Tsujimura et al. (2017) studied 303 outpatients with symptoms of LOH. Several factors influencing atherosclerosis, including serum concentrations of triglyceride, fasting blood sugar, and total testosterone measured by radioimmunoassay, were investigated. They also measured brachial-ankle pulse wave velocity (baPWV) and assessed symptoms by specific questionnaires, including the Sexual Health Inventory for Men (SHIM), Erection Hardness Score (EHS), IPSS, QOL index, and Aging Male Symptoms rating scale (AMS). Stepwise associations between the ratio of measured/age standard baPWV and clinical factors including laboratory data and the scores of the questionnaires were compared. The associations between the ratio of measured/age standard baPWV and each IPSS score were assessed in a multivariate linear regression model after adjustment for serum triglyceride, fasting blood sugar, and total testosterone. They found that regarding ED, a higher level of the ratio of measured/age standard baPWV was associated with a lower EHS, whereas no association was found with SHIM. Regarding LUTS, a higher ratio of measured/ age standard baPWV was associated with a higher IPSS and QOL index. However, there was no statistically significant difference between the ratio of measured/age standard baPWV and AMS. A multivariate linear regression model showed that only the nocturia score of the IPSS was associated with the ratio of measured/age standard baPWV by multivariate linear regression model after adjustment for serum triglyceride, FBS, and total testosterone concentrations.

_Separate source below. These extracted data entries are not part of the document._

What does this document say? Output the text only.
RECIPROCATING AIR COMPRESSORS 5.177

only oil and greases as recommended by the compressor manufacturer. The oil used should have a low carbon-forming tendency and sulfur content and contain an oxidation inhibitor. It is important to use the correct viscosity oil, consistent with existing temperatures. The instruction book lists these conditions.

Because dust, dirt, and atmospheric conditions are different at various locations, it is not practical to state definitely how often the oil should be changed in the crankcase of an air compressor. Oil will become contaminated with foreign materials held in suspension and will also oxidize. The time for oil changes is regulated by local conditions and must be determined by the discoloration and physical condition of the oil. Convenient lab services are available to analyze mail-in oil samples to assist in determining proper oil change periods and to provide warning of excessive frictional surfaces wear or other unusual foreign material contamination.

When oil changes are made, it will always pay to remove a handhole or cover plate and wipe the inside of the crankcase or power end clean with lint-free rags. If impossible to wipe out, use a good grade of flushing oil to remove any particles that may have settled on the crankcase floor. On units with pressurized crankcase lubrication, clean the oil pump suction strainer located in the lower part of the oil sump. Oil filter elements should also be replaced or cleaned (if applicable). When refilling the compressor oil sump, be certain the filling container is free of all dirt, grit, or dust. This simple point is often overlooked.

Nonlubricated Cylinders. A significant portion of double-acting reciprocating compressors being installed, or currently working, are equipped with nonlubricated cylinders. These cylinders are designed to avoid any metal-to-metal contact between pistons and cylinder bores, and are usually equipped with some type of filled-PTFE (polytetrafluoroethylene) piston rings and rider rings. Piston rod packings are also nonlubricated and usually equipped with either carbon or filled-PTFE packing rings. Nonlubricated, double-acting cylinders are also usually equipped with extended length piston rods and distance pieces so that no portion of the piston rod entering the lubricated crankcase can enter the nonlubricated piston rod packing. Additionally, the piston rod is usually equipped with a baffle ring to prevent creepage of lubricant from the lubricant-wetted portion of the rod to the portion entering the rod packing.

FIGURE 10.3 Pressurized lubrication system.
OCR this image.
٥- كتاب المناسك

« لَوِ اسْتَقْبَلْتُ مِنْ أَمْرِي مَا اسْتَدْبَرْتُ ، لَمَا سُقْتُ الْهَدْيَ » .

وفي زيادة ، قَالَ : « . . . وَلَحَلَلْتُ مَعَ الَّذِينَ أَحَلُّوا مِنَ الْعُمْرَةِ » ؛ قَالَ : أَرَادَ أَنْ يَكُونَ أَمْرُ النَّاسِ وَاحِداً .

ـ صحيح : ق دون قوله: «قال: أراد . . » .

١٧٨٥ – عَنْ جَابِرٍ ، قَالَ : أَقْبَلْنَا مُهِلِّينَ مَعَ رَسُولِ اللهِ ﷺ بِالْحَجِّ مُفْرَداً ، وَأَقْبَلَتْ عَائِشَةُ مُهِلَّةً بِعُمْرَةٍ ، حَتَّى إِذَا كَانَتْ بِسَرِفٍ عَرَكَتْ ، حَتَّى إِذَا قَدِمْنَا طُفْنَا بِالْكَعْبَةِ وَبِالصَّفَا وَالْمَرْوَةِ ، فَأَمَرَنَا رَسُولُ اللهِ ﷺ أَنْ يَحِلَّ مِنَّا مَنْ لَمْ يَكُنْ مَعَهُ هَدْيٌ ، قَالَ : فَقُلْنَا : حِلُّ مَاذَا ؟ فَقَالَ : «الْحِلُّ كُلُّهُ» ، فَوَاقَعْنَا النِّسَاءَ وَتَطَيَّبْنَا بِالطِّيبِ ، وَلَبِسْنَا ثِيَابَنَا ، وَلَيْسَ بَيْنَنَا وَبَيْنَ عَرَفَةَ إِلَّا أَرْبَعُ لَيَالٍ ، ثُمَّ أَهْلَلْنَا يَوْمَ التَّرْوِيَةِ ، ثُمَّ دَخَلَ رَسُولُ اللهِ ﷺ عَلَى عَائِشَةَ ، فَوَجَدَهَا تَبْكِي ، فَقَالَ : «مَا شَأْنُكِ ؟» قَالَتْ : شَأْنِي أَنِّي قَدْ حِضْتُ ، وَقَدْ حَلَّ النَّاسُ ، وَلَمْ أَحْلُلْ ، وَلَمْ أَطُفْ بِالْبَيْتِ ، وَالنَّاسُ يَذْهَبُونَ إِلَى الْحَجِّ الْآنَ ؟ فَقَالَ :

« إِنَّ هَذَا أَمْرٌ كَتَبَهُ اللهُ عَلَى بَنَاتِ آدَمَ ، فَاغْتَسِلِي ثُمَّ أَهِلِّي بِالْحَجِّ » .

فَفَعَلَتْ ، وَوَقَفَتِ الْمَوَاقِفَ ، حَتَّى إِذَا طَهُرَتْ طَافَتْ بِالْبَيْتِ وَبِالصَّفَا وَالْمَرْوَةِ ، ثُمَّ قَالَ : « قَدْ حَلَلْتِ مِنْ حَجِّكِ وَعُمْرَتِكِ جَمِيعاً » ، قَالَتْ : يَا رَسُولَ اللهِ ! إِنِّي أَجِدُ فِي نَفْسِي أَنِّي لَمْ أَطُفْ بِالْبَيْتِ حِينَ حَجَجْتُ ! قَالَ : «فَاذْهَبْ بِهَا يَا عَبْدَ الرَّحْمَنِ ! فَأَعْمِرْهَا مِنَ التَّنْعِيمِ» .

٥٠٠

This was interpreted to mean that atherosclerosis may be cross-related with nocturia in middle-aged men. This may be the case, since it cannot be excluded that chronic bladder ischemia with resulting bladder overactivity contributed to the nocturia. The authors point out another possibility, i.e., that nocturia was a consequence of benign prostate enlargement (BPE), since the mean age of the patients was 50.3 years. It may be speculated that there is a common link between bladder ischemia and BPE: increased afferent activity and decreased bladder capacity resulting in nocturia.